4/10
Battle of the Sexes
12 August 2020
Battle of the Sexes has little idea what it wants to be. So it becomes an uninvolved and superficial story about the exhibition tennis match between Billie Jean King against Bobby Riggs.

Billie Jean King (Emma Stone) unhappy that the US Tennis Association will be awarding female tournament winners one eighth of prize money given to the male winners. King helps form an alternative women's circuit with a small band of women tennis players.

King who is married also falls for a hairdresser Marilyn (Andrea Riseborough) and tries to keep her lesbian affair secret.

Bobby Riggs (Steve Carrell) is a champion tennis player from another era. He is an inveterate gambler and self promoter. The veteran Riggs eyes an opportunity get a bit of the limelight by challenging King to a men versus women tennis match.

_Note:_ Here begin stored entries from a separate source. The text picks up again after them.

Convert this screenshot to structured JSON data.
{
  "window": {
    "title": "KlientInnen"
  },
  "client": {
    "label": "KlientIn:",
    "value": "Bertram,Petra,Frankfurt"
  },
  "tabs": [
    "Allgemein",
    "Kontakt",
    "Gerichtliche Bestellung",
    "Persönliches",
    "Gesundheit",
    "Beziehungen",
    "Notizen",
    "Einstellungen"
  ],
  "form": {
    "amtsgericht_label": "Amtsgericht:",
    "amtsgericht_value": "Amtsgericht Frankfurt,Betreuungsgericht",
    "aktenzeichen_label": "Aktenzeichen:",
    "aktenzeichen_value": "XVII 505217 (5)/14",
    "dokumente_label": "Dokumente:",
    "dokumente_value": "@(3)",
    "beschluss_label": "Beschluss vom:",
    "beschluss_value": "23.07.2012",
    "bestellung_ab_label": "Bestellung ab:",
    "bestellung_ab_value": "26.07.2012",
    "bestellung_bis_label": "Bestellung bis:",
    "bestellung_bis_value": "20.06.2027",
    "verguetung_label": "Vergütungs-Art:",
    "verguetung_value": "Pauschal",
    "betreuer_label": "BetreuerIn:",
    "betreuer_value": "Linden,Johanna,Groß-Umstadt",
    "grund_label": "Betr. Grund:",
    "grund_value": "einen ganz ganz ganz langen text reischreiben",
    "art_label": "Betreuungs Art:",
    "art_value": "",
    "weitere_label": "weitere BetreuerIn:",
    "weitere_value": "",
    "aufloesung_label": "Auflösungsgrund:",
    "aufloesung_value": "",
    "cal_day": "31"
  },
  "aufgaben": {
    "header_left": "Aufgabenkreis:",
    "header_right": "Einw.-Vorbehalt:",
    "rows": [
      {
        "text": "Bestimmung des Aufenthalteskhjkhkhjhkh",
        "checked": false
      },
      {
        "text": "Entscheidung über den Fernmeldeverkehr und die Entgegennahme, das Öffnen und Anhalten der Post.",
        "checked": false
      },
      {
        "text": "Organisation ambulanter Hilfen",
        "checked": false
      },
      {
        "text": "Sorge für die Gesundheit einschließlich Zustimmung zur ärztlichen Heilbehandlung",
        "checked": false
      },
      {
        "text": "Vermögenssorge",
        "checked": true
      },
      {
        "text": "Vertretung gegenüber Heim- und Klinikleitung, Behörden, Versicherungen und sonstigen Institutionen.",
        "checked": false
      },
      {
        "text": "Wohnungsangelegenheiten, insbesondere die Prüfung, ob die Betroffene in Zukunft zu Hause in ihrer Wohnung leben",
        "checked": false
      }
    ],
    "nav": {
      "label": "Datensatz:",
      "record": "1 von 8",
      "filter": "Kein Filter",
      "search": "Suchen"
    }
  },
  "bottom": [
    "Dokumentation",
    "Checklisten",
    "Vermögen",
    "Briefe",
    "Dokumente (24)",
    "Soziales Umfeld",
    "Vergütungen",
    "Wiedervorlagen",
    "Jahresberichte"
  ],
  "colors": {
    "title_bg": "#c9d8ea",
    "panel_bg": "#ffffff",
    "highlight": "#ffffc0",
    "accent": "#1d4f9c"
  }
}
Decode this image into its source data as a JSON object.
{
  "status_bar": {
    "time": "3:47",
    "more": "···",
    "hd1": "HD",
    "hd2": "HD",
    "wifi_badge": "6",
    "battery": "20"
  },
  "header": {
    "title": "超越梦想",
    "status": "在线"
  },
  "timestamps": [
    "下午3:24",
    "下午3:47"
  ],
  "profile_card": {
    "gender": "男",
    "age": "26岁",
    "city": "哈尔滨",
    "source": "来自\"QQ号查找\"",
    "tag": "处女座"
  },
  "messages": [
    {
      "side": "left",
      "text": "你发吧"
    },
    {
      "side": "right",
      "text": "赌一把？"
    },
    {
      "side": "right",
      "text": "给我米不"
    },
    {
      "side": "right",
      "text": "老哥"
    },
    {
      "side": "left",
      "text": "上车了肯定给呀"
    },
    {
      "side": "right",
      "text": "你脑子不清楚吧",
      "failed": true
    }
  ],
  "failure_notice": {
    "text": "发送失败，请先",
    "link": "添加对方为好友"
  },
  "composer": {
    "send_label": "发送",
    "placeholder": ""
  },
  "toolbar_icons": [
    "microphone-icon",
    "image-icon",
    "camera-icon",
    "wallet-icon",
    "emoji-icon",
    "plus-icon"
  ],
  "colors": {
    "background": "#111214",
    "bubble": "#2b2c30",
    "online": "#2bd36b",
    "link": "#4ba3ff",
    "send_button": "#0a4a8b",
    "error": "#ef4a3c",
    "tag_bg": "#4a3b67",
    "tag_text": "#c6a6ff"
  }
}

King eventually accepts the challenge to bring dignity to women's tennis. For Riggs it all about fun and money. He wants to bring back show into chauvinism.

Billie Jean King was a bit before my time. I only became aware of her when her former lover outed her publicly. It is also interesting that King has always been a big defender of Bobby Riggs. They had a friendship until he died. It indicates that the real life Battle of the Sexes was more self promotion for the both of them.

King is portrayed almost as a saint for women's equality. Riggs is just a token villain, secondary to organiser Jack Kramer. The film is really a light biopic of Billie Jean King and her struggles relating to fighting chauvinism in tennis, fight for equal prize money and her lesbianism. The actual match is a distant second.